C’est un certain Willibald, évêque bavarois en pèlerinage en Terre sainte en 725 ap. J.-C. qui mentionne le premier l’existence d’une église sur le site. Alors qu’il voyageait de Capharnaüm à Kursi, il a passé la nuit dans un endroit dont on lui a dit qu’il s’agissait de Bethsaïda, d’où venaient Pierre et André. « Il y a maintenant une église là où se trouvait auparavant leur maison« , dit son récit de voyage, connu sous le nom de Hodoeporicon. Pour Steven Notley, la découverte de la grande inscription grecque « fournit une confirmation écrite que notre basilique est l’église visitée par l’évêque Willibald en 725 ap. J.-C. »
Deux site concurrents
La ville serait tombée dans l’oubli après sa destruction lors du tremblement de terre de 749, et l’arrivée de l’Islam dans la région. Depuis le XXe siècle, la compétition est acharnée pour la retrouver. Trois sites clament, à ce jour, être Bethsaïde : Messadiye, Et-Tell et el-Araj. Si le premier est le candidat le moins probable, faute de découvertes suffisantes, le second est fouillé depuis plus de 30 ans et possédait jusqu’en 2017 le titre de favori.
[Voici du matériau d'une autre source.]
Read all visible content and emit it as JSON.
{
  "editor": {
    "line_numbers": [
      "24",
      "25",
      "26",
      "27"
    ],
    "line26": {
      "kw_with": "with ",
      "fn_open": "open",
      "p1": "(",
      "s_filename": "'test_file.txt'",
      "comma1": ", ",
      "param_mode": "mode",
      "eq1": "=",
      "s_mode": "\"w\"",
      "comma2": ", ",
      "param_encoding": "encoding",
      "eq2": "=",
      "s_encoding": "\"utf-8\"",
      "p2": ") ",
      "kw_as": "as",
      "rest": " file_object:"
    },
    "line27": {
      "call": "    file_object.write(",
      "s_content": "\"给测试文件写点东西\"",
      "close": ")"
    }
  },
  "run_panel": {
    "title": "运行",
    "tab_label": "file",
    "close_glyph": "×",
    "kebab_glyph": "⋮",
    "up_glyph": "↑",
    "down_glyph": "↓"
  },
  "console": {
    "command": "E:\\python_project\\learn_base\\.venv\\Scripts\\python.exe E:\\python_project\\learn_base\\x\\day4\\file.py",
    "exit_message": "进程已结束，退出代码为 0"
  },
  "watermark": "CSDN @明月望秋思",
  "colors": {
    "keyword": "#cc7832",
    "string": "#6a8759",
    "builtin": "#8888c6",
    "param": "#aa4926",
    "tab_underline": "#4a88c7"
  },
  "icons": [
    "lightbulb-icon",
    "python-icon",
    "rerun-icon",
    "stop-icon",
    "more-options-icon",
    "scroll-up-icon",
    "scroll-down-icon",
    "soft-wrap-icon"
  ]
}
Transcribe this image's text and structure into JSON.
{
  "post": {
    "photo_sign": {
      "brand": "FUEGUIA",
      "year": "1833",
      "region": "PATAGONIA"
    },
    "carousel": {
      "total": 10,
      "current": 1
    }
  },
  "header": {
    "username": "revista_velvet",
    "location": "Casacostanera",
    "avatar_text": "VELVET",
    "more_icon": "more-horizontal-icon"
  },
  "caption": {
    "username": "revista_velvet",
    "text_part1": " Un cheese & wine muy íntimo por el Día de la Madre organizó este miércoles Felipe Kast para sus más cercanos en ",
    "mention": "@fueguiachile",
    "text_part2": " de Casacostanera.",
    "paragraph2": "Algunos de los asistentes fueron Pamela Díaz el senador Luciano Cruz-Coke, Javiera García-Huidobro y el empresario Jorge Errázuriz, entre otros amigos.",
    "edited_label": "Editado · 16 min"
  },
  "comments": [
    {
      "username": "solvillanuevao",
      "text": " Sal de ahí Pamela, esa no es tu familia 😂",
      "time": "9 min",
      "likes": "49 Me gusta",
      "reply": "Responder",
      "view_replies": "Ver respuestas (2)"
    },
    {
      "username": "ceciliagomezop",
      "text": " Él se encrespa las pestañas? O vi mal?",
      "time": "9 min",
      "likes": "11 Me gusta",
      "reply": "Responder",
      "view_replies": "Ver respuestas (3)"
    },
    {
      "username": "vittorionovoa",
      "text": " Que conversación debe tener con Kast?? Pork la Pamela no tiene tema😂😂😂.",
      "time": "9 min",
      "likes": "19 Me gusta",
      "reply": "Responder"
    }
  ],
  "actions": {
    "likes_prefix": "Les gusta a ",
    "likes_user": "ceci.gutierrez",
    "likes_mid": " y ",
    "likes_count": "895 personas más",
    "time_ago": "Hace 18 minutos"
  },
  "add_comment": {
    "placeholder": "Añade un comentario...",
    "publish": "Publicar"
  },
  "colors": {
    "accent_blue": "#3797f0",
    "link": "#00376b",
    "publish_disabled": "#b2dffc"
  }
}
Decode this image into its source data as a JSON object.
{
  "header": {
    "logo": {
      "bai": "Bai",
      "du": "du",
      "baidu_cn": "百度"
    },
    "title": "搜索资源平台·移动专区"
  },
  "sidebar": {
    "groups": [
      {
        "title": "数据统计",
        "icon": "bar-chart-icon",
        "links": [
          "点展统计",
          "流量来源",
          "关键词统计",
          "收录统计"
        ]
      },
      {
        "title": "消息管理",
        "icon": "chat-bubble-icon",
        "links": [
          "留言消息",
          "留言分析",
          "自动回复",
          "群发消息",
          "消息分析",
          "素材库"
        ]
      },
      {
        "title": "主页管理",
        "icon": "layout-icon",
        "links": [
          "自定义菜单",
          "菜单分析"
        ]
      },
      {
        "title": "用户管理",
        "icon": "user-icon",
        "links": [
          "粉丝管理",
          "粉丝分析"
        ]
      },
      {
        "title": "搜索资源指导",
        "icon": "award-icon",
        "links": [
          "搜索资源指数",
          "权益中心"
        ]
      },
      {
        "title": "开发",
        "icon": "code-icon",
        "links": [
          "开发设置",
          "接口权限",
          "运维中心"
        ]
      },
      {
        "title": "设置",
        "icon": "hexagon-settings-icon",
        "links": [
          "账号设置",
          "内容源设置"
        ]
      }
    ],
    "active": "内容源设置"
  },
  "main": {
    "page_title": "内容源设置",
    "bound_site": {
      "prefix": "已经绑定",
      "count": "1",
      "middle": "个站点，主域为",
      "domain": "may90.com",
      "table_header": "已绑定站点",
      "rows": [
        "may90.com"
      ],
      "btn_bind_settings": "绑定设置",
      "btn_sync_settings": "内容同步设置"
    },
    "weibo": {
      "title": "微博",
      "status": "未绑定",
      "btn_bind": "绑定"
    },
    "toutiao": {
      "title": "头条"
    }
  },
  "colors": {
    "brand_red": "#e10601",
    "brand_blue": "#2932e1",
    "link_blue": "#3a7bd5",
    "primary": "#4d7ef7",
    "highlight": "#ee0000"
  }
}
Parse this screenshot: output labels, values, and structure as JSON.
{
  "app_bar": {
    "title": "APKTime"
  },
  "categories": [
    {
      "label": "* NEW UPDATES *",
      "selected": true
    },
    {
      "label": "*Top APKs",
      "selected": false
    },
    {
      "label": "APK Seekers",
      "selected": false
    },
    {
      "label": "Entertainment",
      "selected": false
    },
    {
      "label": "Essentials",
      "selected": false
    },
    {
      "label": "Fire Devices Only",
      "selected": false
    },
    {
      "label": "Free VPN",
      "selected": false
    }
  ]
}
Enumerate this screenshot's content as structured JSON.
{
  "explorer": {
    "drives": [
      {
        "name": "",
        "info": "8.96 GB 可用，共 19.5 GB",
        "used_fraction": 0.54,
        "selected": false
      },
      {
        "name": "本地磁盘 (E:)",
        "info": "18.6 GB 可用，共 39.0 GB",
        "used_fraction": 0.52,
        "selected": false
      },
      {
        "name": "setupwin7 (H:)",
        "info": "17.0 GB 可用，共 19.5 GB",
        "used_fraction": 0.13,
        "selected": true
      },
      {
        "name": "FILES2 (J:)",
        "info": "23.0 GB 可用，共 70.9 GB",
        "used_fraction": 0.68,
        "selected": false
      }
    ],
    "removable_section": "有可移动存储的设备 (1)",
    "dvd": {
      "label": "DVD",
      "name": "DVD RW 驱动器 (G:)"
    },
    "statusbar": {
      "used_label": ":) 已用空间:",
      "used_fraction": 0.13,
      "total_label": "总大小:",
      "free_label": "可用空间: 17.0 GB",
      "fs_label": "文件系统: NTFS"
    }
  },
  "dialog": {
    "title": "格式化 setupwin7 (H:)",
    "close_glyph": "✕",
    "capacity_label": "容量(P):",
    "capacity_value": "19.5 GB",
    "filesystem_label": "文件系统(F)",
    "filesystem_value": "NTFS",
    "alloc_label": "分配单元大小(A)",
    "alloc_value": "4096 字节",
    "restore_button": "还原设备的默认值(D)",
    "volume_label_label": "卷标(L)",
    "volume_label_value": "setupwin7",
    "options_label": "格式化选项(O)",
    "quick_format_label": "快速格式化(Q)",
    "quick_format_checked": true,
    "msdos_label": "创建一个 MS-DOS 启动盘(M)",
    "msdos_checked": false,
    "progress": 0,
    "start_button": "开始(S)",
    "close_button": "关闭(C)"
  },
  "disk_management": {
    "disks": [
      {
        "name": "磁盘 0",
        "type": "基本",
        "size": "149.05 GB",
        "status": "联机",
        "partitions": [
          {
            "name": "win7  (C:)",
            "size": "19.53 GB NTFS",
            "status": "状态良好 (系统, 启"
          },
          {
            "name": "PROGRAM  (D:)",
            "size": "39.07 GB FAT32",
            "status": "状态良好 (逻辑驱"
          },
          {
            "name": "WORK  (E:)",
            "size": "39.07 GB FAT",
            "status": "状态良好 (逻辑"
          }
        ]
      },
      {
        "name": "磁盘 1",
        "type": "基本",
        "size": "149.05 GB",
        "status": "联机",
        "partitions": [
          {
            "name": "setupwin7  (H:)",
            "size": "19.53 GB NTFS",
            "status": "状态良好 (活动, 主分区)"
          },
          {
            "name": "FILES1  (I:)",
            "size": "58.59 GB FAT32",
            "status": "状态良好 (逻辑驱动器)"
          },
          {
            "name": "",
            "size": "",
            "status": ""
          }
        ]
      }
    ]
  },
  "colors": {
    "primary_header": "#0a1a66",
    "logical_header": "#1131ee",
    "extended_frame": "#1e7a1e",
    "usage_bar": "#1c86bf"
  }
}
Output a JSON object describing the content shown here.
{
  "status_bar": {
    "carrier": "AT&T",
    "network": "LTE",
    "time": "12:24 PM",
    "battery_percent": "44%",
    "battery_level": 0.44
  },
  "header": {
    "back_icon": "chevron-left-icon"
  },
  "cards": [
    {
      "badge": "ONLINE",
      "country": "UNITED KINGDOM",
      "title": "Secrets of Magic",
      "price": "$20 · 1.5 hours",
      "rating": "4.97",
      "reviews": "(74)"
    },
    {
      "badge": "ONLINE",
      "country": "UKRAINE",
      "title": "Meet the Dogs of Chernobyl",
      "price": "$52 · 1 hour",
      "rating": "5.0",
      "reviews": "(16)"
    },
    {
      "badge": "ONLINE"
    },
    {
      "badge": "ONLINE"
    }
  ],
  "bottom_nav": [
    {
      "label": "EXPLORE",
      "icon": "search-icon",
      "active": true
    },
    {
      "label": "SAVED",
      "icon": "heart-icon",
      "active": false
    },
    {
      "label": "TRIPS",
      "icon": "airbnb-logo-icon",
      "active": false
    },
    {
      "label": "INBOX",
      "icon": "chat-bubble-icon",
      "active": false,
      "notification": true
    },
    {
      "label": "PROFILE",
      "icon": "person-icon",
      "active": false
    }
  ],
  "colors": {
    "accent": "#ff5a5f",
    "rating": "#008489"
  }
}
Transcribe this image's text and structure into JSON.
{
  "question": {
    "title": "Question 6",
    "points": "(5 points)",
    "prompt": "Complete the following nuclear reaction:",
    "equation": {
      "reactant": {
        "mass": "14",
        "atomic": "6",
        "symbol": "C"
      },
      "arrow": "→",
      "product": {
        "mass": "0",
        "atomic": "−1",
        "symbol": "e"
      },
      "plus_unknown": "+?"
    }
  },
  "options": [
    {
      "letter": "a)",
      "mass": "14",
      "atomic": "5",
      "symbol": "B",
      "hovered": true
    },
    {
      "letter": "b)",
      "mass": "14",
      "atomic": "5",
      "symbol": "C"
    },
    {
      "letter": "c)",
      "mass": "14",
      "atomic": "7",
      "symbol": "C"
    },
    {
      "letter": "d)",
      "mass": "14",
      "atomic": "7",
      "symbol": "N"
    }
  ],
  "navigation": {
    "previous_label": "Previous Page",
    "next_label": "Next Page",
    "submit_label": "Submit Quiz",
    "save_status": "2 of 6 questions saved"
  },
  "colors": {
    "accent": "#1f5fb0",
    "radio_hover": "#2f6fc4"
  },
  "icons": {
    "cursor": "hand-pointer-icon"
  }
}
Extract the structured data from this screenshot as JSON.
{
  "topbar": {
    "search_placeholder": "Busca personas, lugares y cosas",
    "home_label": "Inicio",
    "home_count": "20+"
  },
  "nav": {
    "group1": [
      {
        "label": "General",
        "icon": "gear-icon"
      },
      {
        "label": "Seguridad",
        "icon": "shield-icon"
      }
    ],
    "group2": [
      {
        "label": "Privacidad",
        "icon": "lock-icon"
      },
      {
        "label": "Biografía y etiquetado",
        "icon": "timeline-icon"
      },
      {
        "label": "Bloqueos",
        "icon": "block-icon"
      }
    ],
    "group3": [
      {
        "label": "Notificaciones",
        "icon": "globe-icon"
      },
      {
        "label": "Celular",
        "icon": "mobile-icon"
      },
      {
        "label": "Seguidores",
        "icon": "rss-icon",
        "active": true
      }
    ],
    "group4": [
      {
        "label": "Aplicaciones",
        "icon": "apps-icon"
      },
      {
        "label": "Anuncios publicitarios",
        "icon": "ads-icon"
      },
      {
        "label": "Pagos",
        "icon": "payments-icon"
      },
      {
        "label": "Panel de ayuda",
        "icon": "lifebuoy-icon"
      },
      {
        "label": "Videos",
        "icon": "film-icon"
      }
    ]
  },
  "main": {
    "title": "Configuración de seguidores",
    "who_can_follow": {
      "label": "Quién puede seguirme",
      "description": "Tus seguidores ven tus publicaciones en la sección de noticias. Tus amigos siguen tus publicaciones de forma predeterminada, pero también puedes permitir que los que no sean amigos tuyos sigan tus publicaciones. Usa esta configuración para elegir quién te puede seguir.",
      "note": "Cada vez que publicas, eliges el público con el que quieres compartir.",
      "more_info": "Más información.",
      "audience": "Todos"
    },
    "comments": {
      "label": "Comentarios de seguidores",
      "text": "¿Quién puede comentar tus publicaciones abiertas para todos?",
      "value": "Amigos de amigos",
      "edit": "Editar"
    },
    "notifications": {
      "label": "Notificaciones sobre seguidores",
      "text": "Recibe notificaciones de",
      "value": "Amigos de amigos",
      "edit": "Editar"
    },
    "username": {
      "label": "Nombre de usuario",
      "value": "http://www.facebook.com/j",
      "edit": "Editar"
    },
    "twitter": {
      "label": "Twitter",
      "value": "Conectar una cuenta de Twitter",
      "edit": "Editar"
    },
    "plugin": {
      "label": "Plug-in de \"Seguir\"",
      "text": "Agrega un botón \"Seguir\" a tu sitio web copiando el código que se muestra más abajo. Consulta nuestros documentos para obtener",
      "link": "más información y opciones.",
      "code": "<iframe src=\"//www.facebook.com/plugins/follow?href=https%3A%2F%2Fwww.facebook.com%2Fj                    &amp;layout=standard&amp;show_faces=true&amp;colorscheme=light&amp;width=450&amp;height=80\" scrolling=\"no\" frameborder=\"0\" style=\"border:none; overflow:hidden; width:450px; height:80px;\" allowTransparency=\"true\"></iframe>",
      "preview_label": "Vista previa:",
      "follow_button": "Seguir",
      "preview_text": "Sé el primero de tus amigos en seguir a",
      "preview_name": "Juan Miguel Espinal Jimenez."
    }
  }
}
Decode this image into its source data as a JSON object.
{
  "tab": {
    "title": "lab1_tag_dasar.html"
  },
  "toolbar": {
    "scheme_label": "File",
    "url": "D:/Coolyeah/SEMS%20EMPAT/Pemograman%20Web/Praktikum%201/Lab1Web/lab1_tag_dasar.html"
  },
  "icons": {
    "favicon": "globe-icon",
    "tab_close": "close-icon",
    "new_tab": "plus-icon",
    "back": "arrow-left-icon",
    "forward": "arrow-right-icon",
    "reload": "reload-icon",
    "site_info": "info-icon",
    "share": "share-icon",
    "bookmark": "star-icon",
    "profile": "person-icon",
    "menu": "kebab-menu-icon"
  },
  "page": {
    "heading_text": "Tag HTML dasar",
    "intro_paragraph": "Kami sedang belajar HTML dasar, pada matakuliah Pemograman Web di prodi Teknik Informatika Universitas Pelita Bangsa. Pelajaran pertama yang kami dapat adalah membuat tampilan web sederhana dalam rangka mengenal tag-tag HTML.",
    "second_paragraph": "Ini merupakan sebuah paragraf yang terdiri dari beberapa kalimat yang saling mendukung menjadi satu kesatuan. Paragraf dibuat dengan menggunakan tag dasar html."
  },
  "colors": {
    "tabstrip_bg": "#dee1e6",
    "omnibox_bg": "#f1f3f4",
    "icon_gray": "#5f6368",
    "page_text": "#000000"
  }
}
C’est à cette date, et après seulement trois ans de fouilles, que l’outsider el-Araj a fait une percée avec la mise au jour d’un bain public datant de l’époque romaine. « D’autres vestiges significatifs de cette période ont été trouvés cette année« , précise Mordechai Aviam, directeur des fouilles. Ces découvertes étayent les écrits de Flavius Josèphe : « Il est certain qu’à l’époque byzantine, on identifiait ce site comme étant Bethsaïde », appuie l’archéologue.
Dans l’ensemble, ces découvertes continuent de renforcer l’identification d’el-Araj avec l’ancienne Bethsaïde, sans pour autant constituer des preuves affirmatives quant à la localisation exacte de la maison de Pierre et André. Les fouilles reprendront en octobre, lorsque le nettoyage de l’ensemble de l’église sera terminé. Objectif : trouver cette fois une inscription dédiée à André.
Pour en savoir plus sur El-Araj et la ville perdue de Bethsaïde, rendez-vous dans le numéro 679 de Terre Sainte Magazine (mai-juin 2022), dédié aux « Rencontres archéologiques »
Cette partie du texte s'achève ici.